Racer Arena
- Interactive map of Racer Arena
- Former names: MSU Fieldhouse, Cutchin Fieldhouse, Carr Health Building
- Location: Corner of Payne and N. 14th Sts., Murray, KY 42071
- Owner: Murray State University
- Operator: Murray State University
- Capacity: 5,550

Construction
- Opened: 1954

Tenants
- Murray State Racers (women's volleyball) high school ice Hockey (2020–present)

= Racer Arena =

Multi-purpose arena in Murray, Kentucky

Racer Arena is a multi-purpose arena in Murray, Kentucky. It is the current home of the Murray State University women's volleyball team.

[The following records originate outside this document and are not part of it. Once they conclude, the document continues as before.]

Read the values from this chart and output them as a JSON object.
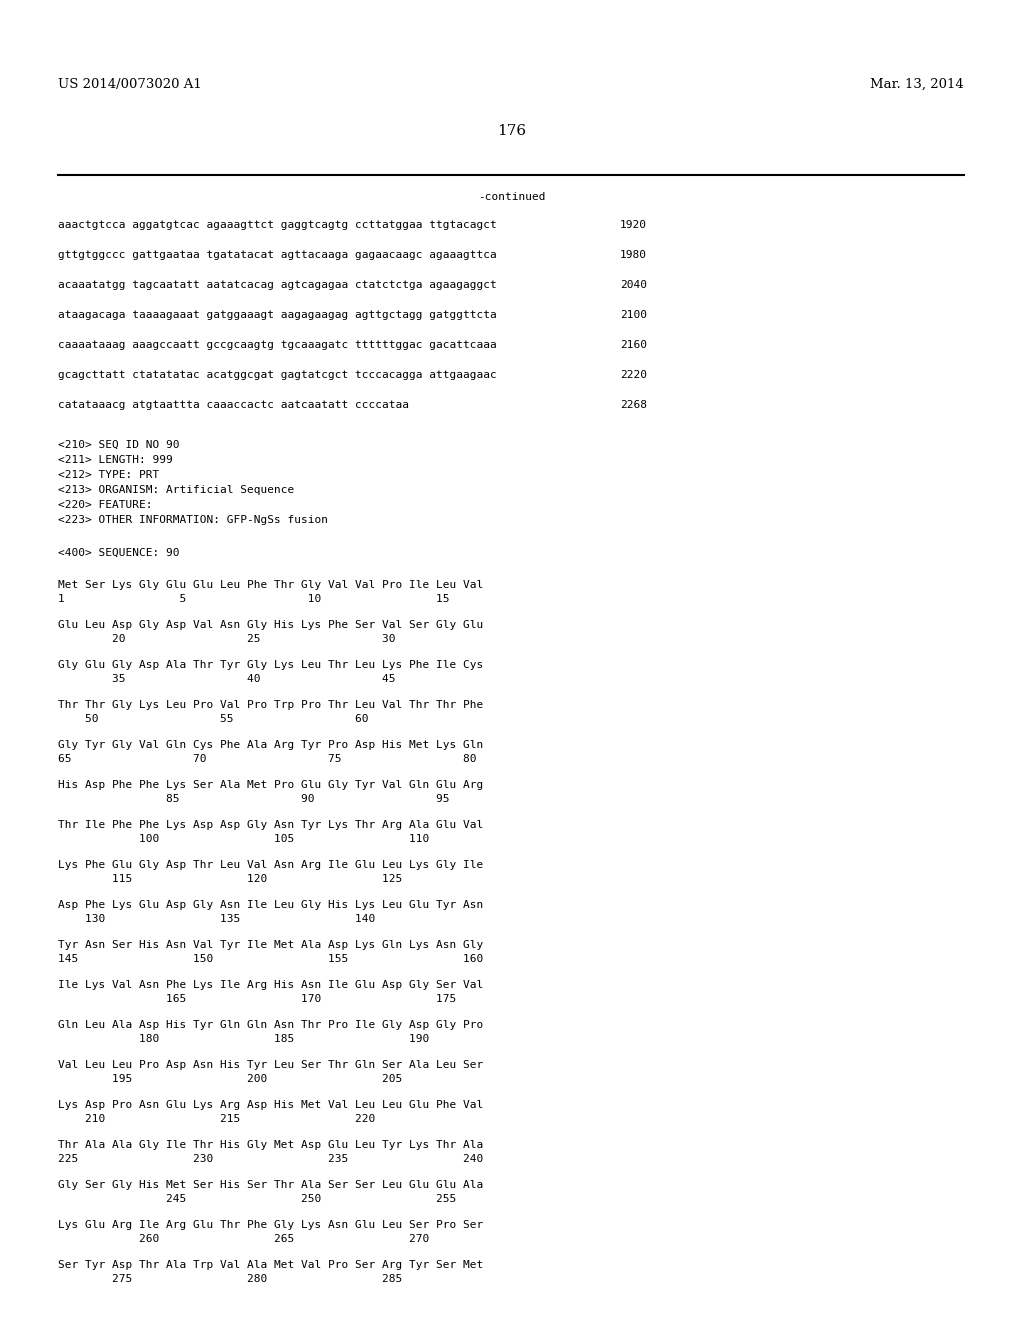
{
  "header_left": "US 2014/0073020 A1",
  "header_right": "Mar. 13, 2014",
  "page_number": "176",
  "continued_label": "-continued",
  "background_color": "#ffffff",
  "text_color": "#000000",
  "font_size_header": 9.5,
  "font_size_body": 8.0,
  "font_size_page": 11,
  "sequence_lines": [
    [
      "aaactgtcca aggatgtcac agaaagttct gaggtcagtg ccttatggaa ttgtacagct",
      "1920"
    ],
    [
      "gttgtggccc gattgaataa tgatatacat agttacaaga gagaacaagc agaaagttca",
      "1980"
    ],
    [
      "acaaatatgg tagcaatatt aatatcacag agtcagagaa ctatctctga agaagaggct",
      "2040"
    ],
    [
      "ataagacaga taaaagaaat gatggaaagt aagagaagag agttgctagg gatggttcta",
      "2100"
    ],
    [
      "caaaataaag aaagccaatt gccgcaagtg tgcaaagatc ttttttggac gacattcaaa",
      "2160"
    ],
    [
      "gcagcttatt ctatatatac acatggcgat gagtatcgct tcccacagga attgaagaac",
      "2220"
    ],
    [
      "catataaacg atgtaattta caaaccactc aatcaatatt ccccataa",
      "2268"
    ]
  ],
  "metadata_lines": [
    "<210> SEQ ID NO 90",
    "<211> LENGTH: 999",
    "<212> TYPE: PRT",
    "<213> ORGANISM: Artificial Sequence",
    "<220> FEATURE:",
    "<223> OTHER INFORMATION: GFP-NgSs fusion"
  ],
  "sequence_label": "<400> SEQUENCE: 90",
  "amino_acid_blocks": [
    {
      "sequence": "Met Ser Lys Gly Glu Glu Leu Phe Thr Gly Val Val Pro Ile Leu Val",
      "numbers": "1                 5                  10                 15"
    },
    {
      "sequence": "Glu Leu Asp Gly Asp Val Asn Gly His Lys Phe Ser Val Ser Gly Glu",
      "numbers": "        20                  25                  30"
    },
    {
      "sequence": "Gly Glu Gly Asp Ala Thr Tyr Gly Lys Leu Thr Leu Lys Phe Ile Cys",
      "numbers": "        35                  40                  45"
    },
    {
      "sequence": "Thr Thr Gly Lys Leu Pro Val Pro Trp Pro Thr Leu Val Thr Thr Phe",
      "numbers": "    50                  55                  60"
    },
    {
      "sequence": "Gly Tyr Gly Val Gln Cys Phe Ala Arg Tyr Pro Asp His Met Lys Gln",
      "numbers": "65                  70                  75                  80"
    },
    {
      "sequence": "His Asp Phe Phe Lys Ser Ala Met Pro Glu Gly Tyr Val Gln Glu Arg",
      "numbers": "                85                  90                  95"
    },
    {
      "sequence": "Thr Ile Phe Phe Lys Asp Asp Gly Asn Tyr Lys Thr Arg Ala Glu Val",
      "numbers": "            100                 105                 110"
    },
    {
      "sequence": "Lys Phe Glu Gly Asp Thr Leu Val Asn Arg Ile Glu Leu Lys Gly Ile",
      "numbers": "        115                 120                 125"
    },
    {
      "sequence": "Asp Phe Lys Glu Asp Gly Asn Ile Leu Gly His Lys Leu Glu Tyr Asn",
      "numbers": "    130                 135                 140"
    },
    {
      "sequence": "Tyr Asn Ser His Asn Val Tyr Ile Met Ala Asp Lys Gln Lys Asn Gly",
      "numbers": "145                 150                 155                 160"
    },
    {
      "sequence": "Ile Lys Val Asn Phe Lys Ile Arg His Asn Ile Glu Asp Gly Ser Val",
      "numbers": "                165                 170                 175"
    },
    {
      "sequence": "Gln Leu Ala Asp His Tyr Gln Gln Asn Thr Pro Ile Gly Asp Gly Pro",
      "numbers": "            180                 185                 190"
    },
    {
      "sequence": "Val Leu Leu Pro Asp Asn His Tyr Leu Ser Thr Gln Ser Ala Leu Ser",
      "numbers": "        195                 200                 205"
    },
    {
      "sequence": "Lys Asp Pro Asn Glu Lys Arg Asp His Met Val Leu Leu Glu Phe Val",
      "numbers": "    210                 215                 220"
    },
    {
      "sequence": "Thr Ala Ala Gly Ile Thr His Gly Met Asp Glu Leu Tyr Lys Thr Ala",
      "numbers": "225                 230                 235                 240"
    },
    {
      "sequence": "Gly Ser Gly His Met Ser His Ser Thr Ala Ser Ser Leu Glu Glu Ala",
      "numbers": "                245                 250                 255"
    },
    {
      "sequence": "Lys Glu Arg Ile Arg Glu Thr Phe Gly Lys Asn Glu Leu Ser Pro Ser",
      "numbers": "            260                 265                 270"
    },
    {
      "sequence": "Ser Tyr Asp Thr Ala Trp Val Ala Met Val Pro Ser Arg Tyr Ser Met",
      "numbers": "        275                 280                 285"
    }
  ]
}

Racer Arena became the largest capacity volleyball-only facility among NCAA Division I schools after the University of Arkansas added gymnastics to its previously volleyball-only Barnhill Arena in 2003.

The 5,550-seat Racer Arena, originally known as the Fieldhouse, opened on December 11, 1954. The original construction cost of the area was $372,571.80. Prior to the construction of Racer Arena, intercollegiate basketball games had been played in the Carr Health Building since 1937. Racer Arena hosted the Ohio Valley Conference men's basketball tournament in 1983, 1988, 1990, and 1991. In 1993, the building housing Racer Arena was named Cutchin Fieldhouse, in honor of former Murray State coach and administrator Carlisle Cutchin. Racer Arena was known for the home-court advantage it provided to the Murray State basketball program. The density of the traditional bowl style seating area, close exterior walls, and low ceiling in relation to the seats led to very intense crowd noise. In addition, the seating area extended very close to the playing surface and team benches, which added to the hostile environment for visiting teams. With the seating area so close to the playing court, the press area was located at the top of the seating area instead of courtside.

While Racer Arena's official capacity was 5,550, sellouts were common with the area and more than 6,000 fans packed the stands on numerous occasions. By the early 1970s, records indicate that the capacity was already seen as insufficient to meet the needs of demand from the campus and community for attendance at varsity basketball games. Serious discussions of the need to construct a modern area began in 1978 when Ron Greene took over the basketball program, but plans for a new arena wouldn't actually start to become a reality until the early 1990s when funding was finally approved. Racer Arena remained home to the Murray State men's and women's basketball teams until they moved to the venue now known as CFSB Center in 1998.